To advance the mission of in silico cell biology, modeling the interactions of large and complex biological systems becomes increasingly relevant. The combination of molecular dynamics (MD) simulations and Markov state models (MSMs) has enabled the construction of simplified models of molecular kinetics on long timescales. Despite its success, this approach is inherently limited by the size of the molecular system. With increasing size of macromolecular complexes, the number of independent or weakly coupled subsystems increases, and the number of global system states increases exponentially, making the sampling of all distinct global states unfeasible. In this work, we present a technique called independent Markov decomposition (IMD) that leverages weak coupling between subsystems to compute a global kinetic model without requiring the sampling of all combinatorial states of subsystems. We give a theoretical basis for IMD and propose an approach for finding and validating such a decomposition. Using empirical few-state MSMs of ion channel models that are well established in electrophysiology, we demonstrate that IMD models can reproduce experimental conductance measurements with a major reduction in sampling compared with a standard MSM approach. We further show how to find the optimal partition of all-atom protein simulations into weakly coupled subunits.

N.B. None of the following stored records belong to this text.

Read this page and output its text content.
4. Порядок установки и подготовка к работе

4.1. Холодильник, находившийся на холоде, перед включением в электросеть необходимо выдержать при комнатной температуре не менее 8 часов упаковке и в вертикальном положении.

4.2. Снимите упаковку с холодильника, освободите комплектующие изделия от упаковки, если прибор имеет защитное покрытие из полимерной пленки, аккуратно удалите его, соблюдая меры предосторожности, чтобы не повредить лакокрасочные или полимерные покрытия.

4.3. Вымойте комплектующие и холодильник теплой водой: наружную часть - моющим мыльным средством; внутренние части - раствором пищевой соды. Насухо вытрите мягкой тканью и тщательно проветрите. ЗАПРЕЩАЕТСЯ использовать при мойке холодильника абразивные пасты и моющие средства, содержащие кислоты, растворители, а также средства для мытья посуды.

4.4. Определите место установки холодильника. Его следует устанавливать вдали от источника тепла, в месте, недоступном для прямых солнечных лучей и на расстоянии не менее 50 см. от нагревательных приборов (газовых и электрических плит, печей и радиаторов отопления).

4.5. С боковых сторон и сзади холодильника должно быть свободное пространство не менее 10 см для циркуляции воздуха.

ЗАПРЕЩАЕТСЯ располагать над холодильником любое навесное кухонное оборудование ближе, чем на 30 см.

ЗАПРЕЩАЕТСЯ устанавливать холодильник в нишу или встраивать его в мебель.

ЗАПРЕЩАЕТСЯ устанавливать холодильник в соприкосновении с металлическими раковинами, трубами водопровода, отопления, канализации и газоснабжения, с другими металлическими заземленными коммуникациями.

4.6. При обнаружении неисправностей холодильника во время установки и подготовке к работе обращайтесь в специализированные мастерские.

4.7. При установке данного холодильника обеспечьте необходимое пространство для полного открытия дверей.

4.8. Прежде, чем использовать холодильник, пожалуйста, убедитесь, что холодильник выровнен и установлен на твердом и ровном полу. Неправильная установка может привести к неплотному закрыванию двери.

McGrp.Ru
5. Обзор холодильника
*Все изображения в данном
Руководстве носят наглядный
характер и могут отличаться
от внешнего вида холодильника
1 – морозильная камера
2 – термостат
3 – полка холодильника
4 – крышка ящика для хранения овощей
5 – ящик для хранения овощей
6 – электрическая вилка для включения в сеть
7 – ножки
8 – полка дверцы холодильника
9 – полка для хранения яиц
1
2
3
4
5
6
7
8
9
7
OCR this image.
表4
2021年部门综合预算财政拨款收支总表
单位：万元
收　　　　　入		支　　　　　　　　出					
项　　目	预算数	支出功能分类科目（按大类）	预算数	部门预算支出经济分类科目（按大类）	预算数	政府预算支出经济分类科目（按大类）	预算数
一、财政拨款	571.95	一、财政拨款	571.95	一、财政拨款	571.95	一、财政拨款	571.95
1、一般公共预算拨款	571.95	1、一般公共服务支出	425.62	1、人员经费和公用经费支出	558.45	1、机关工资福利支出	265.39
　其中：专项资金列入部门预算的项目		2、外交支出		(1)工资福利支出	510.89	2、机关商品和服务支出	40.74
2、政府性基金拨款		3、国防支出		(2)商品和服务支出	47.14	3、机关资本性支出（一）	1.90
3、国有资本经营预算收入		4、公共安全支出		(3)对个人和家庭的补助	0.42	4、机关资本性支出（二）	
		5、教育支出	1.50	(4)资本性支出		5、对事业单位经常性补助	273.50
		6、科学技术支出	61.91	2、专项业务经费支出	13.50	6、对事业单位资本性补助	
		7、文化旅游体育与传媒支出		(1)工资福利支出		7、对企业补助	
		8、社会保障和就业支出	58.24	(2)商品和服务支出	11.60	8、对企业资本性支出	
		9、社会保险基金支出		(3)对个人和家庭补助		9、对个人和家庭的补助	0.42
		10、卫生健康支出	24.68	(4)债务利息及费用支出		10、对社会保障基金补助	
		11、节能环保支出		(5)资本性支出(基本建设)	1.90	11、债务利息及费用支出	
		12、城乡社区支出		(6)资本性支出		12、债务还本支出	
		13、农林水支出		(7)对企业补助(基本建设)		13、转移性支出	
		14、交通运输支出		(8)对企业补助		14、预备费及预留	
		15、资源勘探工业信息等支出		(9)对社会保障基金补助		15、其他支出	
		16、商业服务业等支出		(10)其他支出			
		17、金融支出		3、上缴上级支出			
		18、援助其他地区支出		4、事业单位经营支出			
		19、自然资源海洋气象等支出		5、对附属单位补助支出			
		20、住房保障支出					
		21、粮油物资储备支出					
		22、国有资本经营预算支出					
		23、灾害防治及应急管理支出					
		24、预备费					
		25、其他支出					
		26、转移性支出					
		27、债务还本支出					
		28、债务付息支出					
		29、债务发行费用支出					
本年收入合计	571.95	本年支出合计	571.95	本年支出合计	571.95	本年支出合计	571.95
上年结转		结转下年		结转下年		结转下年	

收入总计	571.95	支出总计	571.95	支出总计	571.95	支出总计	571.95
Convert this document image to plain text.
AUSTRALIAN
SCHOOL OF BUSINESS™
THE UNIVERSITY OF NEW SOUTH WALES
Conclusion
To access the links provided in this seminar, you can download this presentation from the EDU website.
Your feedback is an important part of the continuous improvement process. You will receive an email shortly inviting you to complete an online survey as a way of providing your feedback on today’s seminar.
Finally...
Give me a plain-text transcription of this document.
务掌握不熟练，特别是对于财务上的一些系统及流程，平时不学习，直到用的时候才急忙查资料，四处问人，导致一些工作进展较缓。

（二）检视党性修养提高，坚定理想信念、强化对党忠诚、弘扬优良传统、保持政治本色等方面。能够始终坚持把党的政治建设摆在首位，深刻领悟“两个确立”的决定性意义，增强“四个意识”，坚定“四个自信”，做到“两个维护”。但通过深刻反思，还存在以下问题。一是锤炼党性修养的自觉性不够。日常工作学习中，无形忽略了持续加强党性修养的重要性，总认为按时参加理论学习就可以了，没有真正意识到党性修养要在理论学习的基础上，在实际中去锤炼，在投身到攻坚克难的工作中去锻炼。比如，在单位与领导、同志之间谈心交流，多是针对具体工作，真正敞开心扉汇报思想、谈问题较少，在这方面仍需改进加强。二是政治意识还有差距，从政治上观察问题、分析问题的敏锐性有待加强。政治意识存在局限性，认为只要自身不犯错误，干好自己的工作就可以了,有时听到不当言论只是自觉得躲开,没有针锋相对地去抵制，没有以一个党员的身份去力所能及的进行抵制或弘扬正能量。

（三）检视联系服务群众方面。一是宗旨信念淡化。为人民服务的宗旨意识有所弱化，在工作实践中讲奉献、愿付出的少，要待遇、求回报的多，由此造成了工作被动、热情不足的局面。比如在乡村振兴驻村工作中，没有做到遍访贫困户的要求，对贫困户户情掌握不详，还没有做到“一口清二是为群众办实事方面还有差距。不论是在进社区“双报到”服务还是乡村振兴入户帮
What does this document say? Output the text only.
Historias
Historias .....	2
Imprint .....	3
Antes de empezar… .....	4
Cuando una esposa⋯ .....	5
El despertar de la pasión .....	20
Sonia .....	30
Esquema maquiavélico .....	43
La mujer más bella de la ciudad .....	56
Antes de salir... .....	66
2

为了推进计算机细胞生物学的使命，对大型复杂生物系统的相互作用进行建模变得越来越重要。分子动力学（MD）模拟和马尔可夫状态模型（MSM）的结合使得能够在长时间尺度上构建简化的分子动力学模型。尽管取得了成功，但这种方法本质上受到分子系统大小的限制。随着大分子复合物尺寸的增加，独立或弱耦合子系统的数量增加，全局系统状态的数量呈指数级增加，使得对所有不同的全局状态进行采样变得不可行。在这项工作中，我们提出了一种称为独立马尔可夫分解（IMD）的技术，它利用子系统之间的弱耦合来计算全局动力学模型，而不需要对子系统的所有组合状态进行采样。我们给出了 IMD 的理论基础，并提出了一种寻找和验证这种分解的方法。使用电生理学中成熟的离子通道模型的经验少态 MSM，我们证明 IMD 模型可以重现实验电导测量，与标准 MSM 方法相比，采样次数大幅减少。我们进一步展示了如何找到全原子蛋白质模拟到弱耦合亚基的最佳分配。